BMW R850R: Windshield

The below repairs, replacements, and what-not have all been done by me on my 1997 R850R. Many of the procedures can apply to other BMW bikes of similar vintage, primarily the R1100R and to a certain extent the R1100GS. Do not attempt any of these procedures unless you're confident in your skills - however limited - as a shade-tree mechanic. Don't send me hate mail if you mess something up!!

Cutting down the windshield

Tools Needed: low-tack (painter's) tape, 2 inches or so wide; tape measure (preferably cloth); medium crosshead screwdriver; small flathead screwdriver; small pair of pliers or wrench; Dremel (or similar) high-speed rotary tool with cutting and sanding wheel attachments

Parts Needed: if you replace the stock "bolts" like I did, you will need 4 #8x32 cap bolts (1 or 1.5 inch length), 4 #8 washers, and 4 #8 nuts with nylon inserts (lock nuts) - if you do this you'll also need the appropriate hex wrench to drive the cap bolts - I think they are 2mm hex.

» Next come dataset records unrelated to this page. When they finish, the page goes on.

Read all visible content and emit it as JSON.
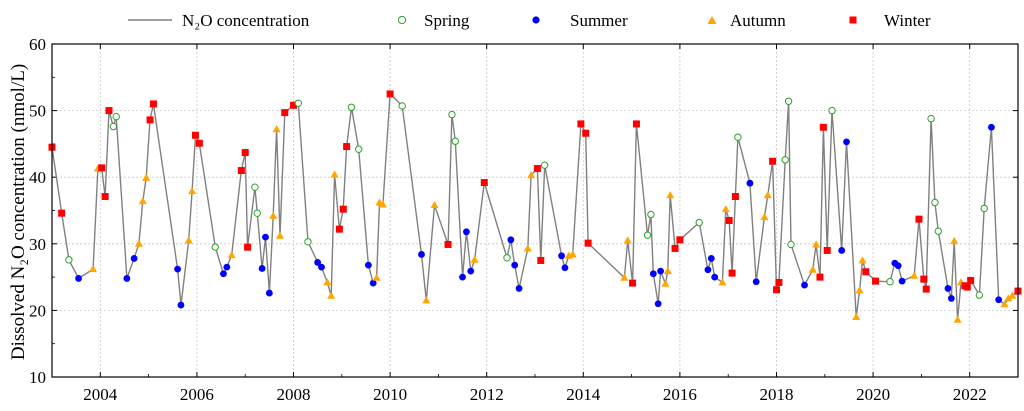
{
  "chart_data": {
    "type": "line",
    "title": "",
    "xlabel": "",
    "ylabel": "Dissolved N₂O concentration (nmol/L)",
    "xlim": [
      2003.0,
      2023.0
    ],
    "ylim": [
      10,
      60
    ],
    "xticks": [
      "2004",
      "2006",
      "2008",
      "2010",
      "2012",
      "2014",
      "2016",
      "2018",
      "2020",
      "2022"
    ],
    "yticks": [
      "10",
      "20",
      "30",
      "40",
      "50",
      "60"
    ],
    "grid": true,
    "legend_position": "top",
    "legend": [
      {
        "name": "N₂O concentration",
        "marker": "line",
        "color": "#808080"
      },
      {
        "name": "Spring",
        "marker": "open-circle",
        "color": "#2ca02c"
      },
      {
        "name": "Summer",
        "marker": "circle",
        "color": "#0000ff"
      },
      {
        "name": "Autumn",
        "marker": "triangle",
        "color": "#ffa500"
      },
      {
        "name": "Winter",
        "marker": "square",
        "color": "#ff0000"
      }
    ],
    "series": [
      {
        "name": "N₂O concentration",
        "points": [
          [
            2003.0,
            44.5,
            "W"
          ],
          [
            2003.2,
            34.6,
            "W"
          ],
          [
            2003.35,
            27.6,
            "Sp"
          ],
          [
            2003.55,
            24.8,
            "Su"
          ],
          [
            2003.85,
            26.2,
            "Au"
          ],
          [
            2003.95,
            41.3,
            "Au"
          ],
          [
            2004.03,
            41.4,
            "W"
          ],
          [
            2004.1,
            37.1,
            "W"
          ],
          [
            2004.18,
            50.0,
            "W"
          ],
          [
            2004.27,
            47.6,
            "Sp"
          ],
          [
            2004.33,
            49.1,
            "Sp"
          ],
          [
            2004.55,
            24.8,
            "Su"
          ],
          [
            2004.7,
            27.8,
            "Su"
          ],
          [
            2004.8,
            30.0,
            "Au"
          ],
          [
            2004.88,
            36.4,
            "Au"
          ],
          [
            2004.95,
            39.9,
            "Au"
          ],
          [
            2005.03,
            48.6,
            "W"
          ],
          [
            2005.1,
            51.0,
            "W"
          ],
          [
            2005.6,
            26.2,
            "Su"
          ],
          [
            2005.67,
            20.8,
            "Su"
          ],
          [
            2005.83,
            30.5,
            "Au"
          ],
          [
            2005.9,
            37.9,
            "Au"
          ],
          [
            2005.97,
            46.3,
            "W"
          ],
          [
            2006.05,
            45.1,
            "W"
          ],
          [
            2006.38,
            29.5,
            "Sp"
          ],
          [
            2006.55,
            25.5,
            "Su"
          ],
          [
            2006.62,
            26.5,
            "Su"
          ],
          [
            2006.72,
            28.3,
            "Au"
          ],
          [
            2006.92,
            41.0,
            "W"
          ],
          [
            2007.0,
            43.7,
            "W"
          ],
          [
            2007.05,
            29.5,
            "W"
          ],
          [
            2007.2,
            38.5,
            "Sp"
          ],
          [
            2007.25,
            34.6,
            "Sp"
          ],
          [
            2007.35,
            26.3,
            "Su"
          ],
          [
            2007.42,
            31.0,
            "Su"
          ],
          [
            2007.5,
            22.6,
            "Su"
          ],
          [
            2007.58,
            34.2,
            "Au"
          ],
          [
            2007.65,
            47.2,
            "Au"
          ],
          [
            2007.72,
            31.2,
            "Au"
          ],
          [
            2007.82,
            49.7,
            "W"
          ],
          [
            2008.0,
            50.8,
            "W"
          ],
          [
            2008.1,
            51.1,
            "Sp"
          ],
          [
            2008.3,
            30.3,
            "Sp"
          ],
          [
            2008.5,
            27.2,
            "Su"
          ],
          [
            2008.58,
            26.5,
            "Su"
          ],
          [
            2008.7,
            24.2,
            "Au"
          ],
          [
            2008.78,
            22.2,
            "Au"
          ],
          [
            2008.85,
            40.4,
            "Au"
          ],
          [
            2008.95,
            32.2,
            "W"
          ],
          [
            2009.03,
            35.2,
            "W"
          ],
          [
            2009.1,
            44.6,
            "W"
          ],
          [
            2009.2,
            50.5,
            "Sp"
          ],
          [
            2009.35,
            44.2,
            "Sp"
          ],
          [
            2009.55,
            26.8,
            "Su"
          ],
          [
            2009.65,
            24.1,
            "Su"
          ],
          [
            2009.72,
            24.9,
            "Au"
          ],
          [
            2009.78,
            36.2,
            "Au"
          ],
          [
            2009.85,
            35.9,
            "Au"
          ],
          [
            2010.0,
            52.5,
            "W"
          ],
          [
            2010.25,
            50.7,
            "Sp"
          ],
          [
            2010.65,
            28.4,
            "Su"
          ],
          [
            2010.75,
            21.5,
            "Au"
          ],
          [
            2010.92,
            35.8,
            "Au"
          ],
          [
            2011.2,
            29.9,
            "W"
          ],
          [
            2011.28,
            49.4,
            "Sp"
          ],
          [
            2011.35,
            45.4,
            "Sp"
          ],
          [
            2011.5,
            25.0,
            "Su"
          ],
          [
            2011.58,
            31.8,
            "Su"
          ],
          [
            2011.67,
            25.9,
            "Su"
          ],
          [
            2011.75,
            27.6,
            "Au"
          ],
          [
            2011.95,
            39.2,
            "W"
          ],
          [
            2012.42,
            27.9,
            "Sp"
          ],
          [
            2012.5,
            30.6,
            "Su"
          ],
          [
            2012.58,
            26.8,
            "Su"
          ],
          [
            2012.67,
            23.3,
            "Su"
          ],
          [
            2012.85,
            29.3,
            "Au"
          ],
          [
            2012.92,
            40.3,
            "Au"
          ],
          [
            2013.05,
            41.3,
            "W"
          ],
          [
            2013.12,
            27.5,
            "W"
          ],
          [
            2013.2,
            41.8,
            "Sp"
          ],
          [
            2013.55,
            28.2,
            "Su"
          ],
          [
            2013.62,
            26.4,
            "Su"
          ],
          [
            2013.7,
            28.2,
            "Au"
          ],
          [
            2013.78,
            28.4,
            "Au"
          ],
          [
            2013.95,
            48.0,
            "W"
          ],
          [
            2014.05,
            46.6,
            "W"
          ],
          [
            2014.1,
            30.1,
            "W"
          ],
          [
            2014.85,
            24.9,
            "Au"
          ],
          [
            2014.92,
            30.5,
            "Au"
          ],
          [
            2015.02,
            24.1,
            "W"
          ],
          [
            2015.1,
            48.0,
            "W"
          ],
          [
            2015.33,
            31.3,
            "Sp"
          ],
          [
            2015.4,
            34.4,
            "Sp"
          ],
          [
            2015.45,
            25.5,
            "Su"
          ],
          [
            2015.55,
            21.0,
            "Su"
          ],
          [
            2015.6,
            25.9,
            "Su"
          ],
          [
            2015.7,
            24.0,
            "Au"
          ],
          [
            2015.75,
            25.9,
            "Au"
          ],
          [
            2015.8,
            37.3,
            "Au"
          ],
          [
            2015.9,
            29.3,
            "W"
          ],
          [
            2016.0,
            30.6,
            "W"
          ],
          [
            2016.4,
            33.2,
            "Sp"
          ],
          [
            2016.58,
            26.1,
            "Su"
          ],
          [
            2016.65,
            27.8,
            "Su"
          ],
          [
            2016.72,
            25.0,
            "Su"
          ],
          [
            2016.88,
            24.2,
            "Au"
          ],
          [
            2016.95,
            35.2,
            "Au"
          ],
          [
            2017.02,
            33.5,
            "W"
          ],
          [
            2017.08,
            25.6,
            "W"
          ],
          [
            2017.15,
            37.1,
            "W"
          ],
          [
            2017.2,
            46.0,
            "Sp"
          ],
          [
            2017.45,
            39.1,
            "Su"
          ],
          [
            2017.58,
            24.3,
            "Su"
          ],
          [
            2017.75,
            34.0,
            "Au"
          ],
          [
            2017.82,
            37.3,
            "Au"
          ],
          [
            2017.92,
            42.4,
            "W"
          ],
          [
            2018.0,
            23.1,
            "W"
          ],
          [
            2018.05,
            24.2,
            "W"
          ],
          [
            2018.18,
            42.6,
            "Sp"
          ],
          [
            2018.25,
            51.4,
            "Sp"
          ],
          [
            2018.3,
            29.9,
            "Sp"
          ],
          [
            2018.58,
            23.8,
            "Su"
          ],
          [
            2018.75,
            26.1,
            "Au"
          ],
          [
            2018.82,
            29.9,
            "Au"
          ],
          [
            2018.9,
            25.0,
            "W"
          ],
          [
            2018.97,
            47.5,
            "W"
          ],
          [
            2019.05,
            29.0,
            "W"
          ],
          [
            2019.15,
            50.0,
            "Sp"
          ],
          [
            2019.35,
            29.0,
            "Su"
          ],
          [
            2019.45,
            45.3,
            "Su"
          ],
          [
            2019.65,
            19.0,
            "Au"
          ],
          [
            2019.72,
            23.0,
            "Au"
          ],
          [
            2019.78,
            27.5,
            "Au"
          ],
          [
            2019.85,
            25.8,
            "W"
          ],
          [
            2020.05,
            24.4,
            "W"
          ],
          [
            2020.35,
            24.3,
            "Sp"
          ],
          [
            2020.45,
            27.1,
            "Su"
          ],
          [
            2020.52,
            26.7,
            "Su"
          ],
          [
            2020.6,
            24.4,
            "Su"
          ],
          [
            2020.85,
            25.2,
            "Au"
          ],
          [
            2020.95,
            33.7,
            "W"
          ],
          [
            2021.05,
            24.7,
            "W"
          ],
          [
            2021.1,
            23.2,
            "W"
          ],
          [
            2021.2,
            48.8,
            "Sp"
          ],
          [
            2021.28,
            36.2,
            "Sp"
          ],
          [
            2021.35,
            31.9,
            "Sp"
          ],
          [
            2021.55,
            23.3,
            "Su"
          ],
          [
            2021.62,
            21.8,
            "Su"
          ],
          [
            2021.68,
            30.4,
            "Au"
          ],
          [
            2021.75,
            18.6,
            "Au"
          ],
          [
            2021.82,
            24.2,
            "Au"
          ],
          [
            2021.9,
            23.7,
            "W"
          ],
          [
            2021.95,
            23.5,
            "W"
          ],
          [
            2022.02,
            24.5,
            "W"
          ],
          [
            2022.2,
            22.3,
            "Sp"
          ],
          [
            2022.3,
            35.3,
            "Sp"
          ],
          [
            2022.45,
            47.5,
            "Su"
          ],
          [
            2022.6,
            21.6,
            "Su"
          ],
          [
            2022.72,
            20.9,
            "Au"
          ],
          [
            2022.8,
            21.8,
            "Au"
          ],
          [
            2022.88,
            22.2,
            "Au"
          ],
          [
            2023.0,
            22.9,
            "W"
          ]
        ]
      }
    ],
    "colors": {
      "line": "#808080",
      "spring": "#2ca02c",
      "summer": "#0000ff",
      "autumn": "#ffa500",
      "winter": "#ff0000",
      "grid": "#c8c8c8"
    }
  }
}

Note: There will be flying bits of plexiglass in this operation - the use of eye protection is HIGHLY recommended.

Before:
 

During:
I wanted a shorter windshield on the aftermarket Parabellum "Scout" fairing simply because at my height (about 6 feet 2 inches) and the way I sit on the bike, the windshield put on by the previous owner (who is shorter than me by about 2 inches) put the air flow directly at my eye/nose level. I couldn't ride with my face shield up at low speeds because of the direct blast of air, and at higher speeds I was forced to close my face shield completely to prevent the buzzing noise of a wildly vibrating face shield. He did send me home with two additional windshields - both taller than the installed one!

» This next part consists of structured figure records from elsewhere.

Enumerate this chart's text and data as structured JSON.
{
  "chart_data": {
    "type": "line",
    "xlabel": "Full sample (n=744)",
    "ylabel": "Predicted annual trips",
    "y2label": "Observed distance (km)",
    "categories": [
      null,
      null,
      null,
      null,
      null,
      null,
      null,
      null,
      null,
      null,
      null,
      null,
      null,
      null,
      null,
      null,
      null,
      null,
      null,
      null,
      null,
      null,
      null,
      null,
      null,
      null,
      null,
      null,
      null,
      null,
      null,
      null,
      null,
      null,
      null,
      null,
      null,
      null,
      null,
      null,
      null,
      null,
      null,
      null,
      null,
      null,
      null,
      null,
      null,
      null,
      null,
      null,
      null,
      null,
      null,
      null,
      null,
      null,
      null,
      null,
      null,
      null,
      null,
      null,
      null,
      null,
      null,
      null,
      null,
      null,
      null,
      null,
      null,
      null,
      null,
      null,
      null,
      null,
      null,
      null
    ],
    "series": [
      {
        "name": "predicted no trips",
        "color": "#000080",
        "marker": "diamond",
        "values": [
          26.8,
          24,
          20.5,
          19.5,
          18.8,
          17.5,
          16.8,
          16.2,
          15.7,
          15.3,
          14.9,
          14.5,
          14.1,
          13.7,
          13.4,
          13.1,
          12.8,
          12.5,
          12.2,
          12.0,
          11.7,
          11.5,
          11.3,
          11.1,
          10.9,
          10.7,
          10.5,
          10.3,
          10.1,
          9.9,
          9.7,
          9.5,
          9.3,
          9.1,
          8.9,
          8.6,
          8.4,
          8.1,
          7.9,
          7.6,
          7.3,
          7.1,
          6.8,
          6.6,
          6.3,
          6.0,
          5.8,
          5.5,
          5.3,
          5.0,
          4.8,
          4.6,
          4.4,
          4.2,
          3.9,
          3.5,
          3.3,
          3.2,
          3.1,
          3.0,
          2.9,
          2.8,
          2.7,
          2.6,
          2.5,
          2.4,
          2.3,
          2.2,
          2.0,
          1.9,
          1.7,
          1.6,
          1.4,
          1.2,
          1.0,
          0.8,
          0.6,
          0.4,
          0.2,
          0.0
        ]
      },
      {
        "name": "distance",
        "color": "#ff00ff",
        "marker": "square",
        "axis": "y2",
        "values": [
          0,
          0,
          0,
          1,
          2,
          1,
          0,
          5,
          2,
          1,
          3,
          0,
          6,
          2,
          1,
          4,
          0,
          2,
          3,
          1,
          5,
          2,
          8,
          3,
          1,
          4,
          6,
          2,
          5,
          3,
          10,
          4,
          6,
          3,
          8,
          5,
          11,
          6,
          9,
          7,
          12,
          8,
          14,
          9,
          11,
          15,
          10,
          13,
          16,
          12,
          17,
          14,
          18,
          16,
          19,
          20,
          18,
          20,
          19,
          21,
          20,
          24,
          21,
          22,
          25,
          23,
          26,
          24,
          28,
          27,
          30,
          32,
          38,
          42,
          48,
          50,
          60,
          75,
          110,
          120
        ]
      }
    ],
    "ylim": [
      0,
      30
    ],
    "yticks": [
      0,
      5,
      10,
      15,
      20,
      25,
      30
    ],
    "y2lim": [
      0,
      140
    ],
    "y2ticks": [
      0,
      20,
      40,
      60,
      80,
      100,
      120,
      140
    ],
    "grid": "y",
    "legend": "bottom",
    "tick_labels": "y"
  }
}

Since I really liked the look of my former '99 Suzuki Bandit 1200 - which had a very café racer look about it - and I've always loved the look of the mid-70s R90/6, I decided a short, sweet windshield would do the trick.
 
The big decision was - exactly HOW short? The end result is a bit shorter than I intended, but it looks kind of cool and put the wind on my chest, right where I wanted it.

1. Put the bike on its center stand and figure out a way to basically center the fairing in relation to the rest of the bike.
2. Estimating roughly how high you want the windshield to be, use the low-tack tape to cover a swath of the windshield wide enough to handle the approximate curve you want the finished shield to have. Using this tape will not mar your windshield and will protect the plexiglas from burning when you cut it with the Dremel.
3. Using the tape measure, find the center line of the windshield and mark it with a grease pencil or similar removeable writing device. You can also mark other waypoints on the windshield, such as where the mounting points are and where the ends of the fairing meet the shield.
4. Pry off the plastic caps covering the mounting screws - use a knife or small flathead screwdriver.
5. Using the crosshead screwdriver on the outside and the pliers or appropriately sized wrench on the inside of the fairing, remove the plastic mounting screws. If, like me, you think this is a cheap and easily breakable way to mount your windshield, discard these fasteners - but be sure to retain the larger clear deep washer that the caps click onto.
6. Referencing your center point mark, lightly sketch out your desired windshield curve, erasing and re-sketching until you're happy with it. I used a piece of string to hold the line I chose, holding the string tight with one hand behind the shield while I drew over it on the front side with a marker.

Note: You'll need a hard, narrow, but flat surface to best cut the windshield - I used the neck end of a hard guitar case to rest the shield on as I cut it.

7. Insert and secure the cutting wheel into your Dremel.
8. The cutting wheel is going to work more efficiently in one direction than the other - pay attention to whether or not you are guiding or pushing the tool - since you want the tool to do the work, you want to be guiding it; if you are not, position yourself and/or the windshield so this is what happens. Go slow, let the tool do the work, and follow your line as closely as possible.
10. Once the shield is cut in two, discard the unwanted portion. Remove the tape from the remaining portion of the windshield.
11. Remove the cutting wheel and insert a sanding wheel into the Dremel.
12. You want to smooth out the freshly cut portion of the windshield and slightly bevel or round off both the front and rear corners. Again, go slowly and let the tool do the work. If your sanding wheel becomes worn, switch it out for a fresh one.
13. Reinstall the windshield using your shiny new stainless steel cap bolts and locking nuts (which I purchased at Home Depot for a grand total of $2.37). The nuts should be firmly tight, but not overly so - you don't want to crack the fiberglass of the fairing.
14. Replace the plastic caps that cover the mounting bolts (now they're bolts, anyway).
15. Brush all the plexiglass debris off your clothes while you're still outside, and toss that stuff right into the laundry. Once you're all cleaned up, take your bike for a test ride!
16. If you notice any instability in the windshield while riding STOP IMMEDIATELY and retrace your reinstallation steps to make sure you didn't miss anything.
17. Enjoy your cool looking new shorty windshield!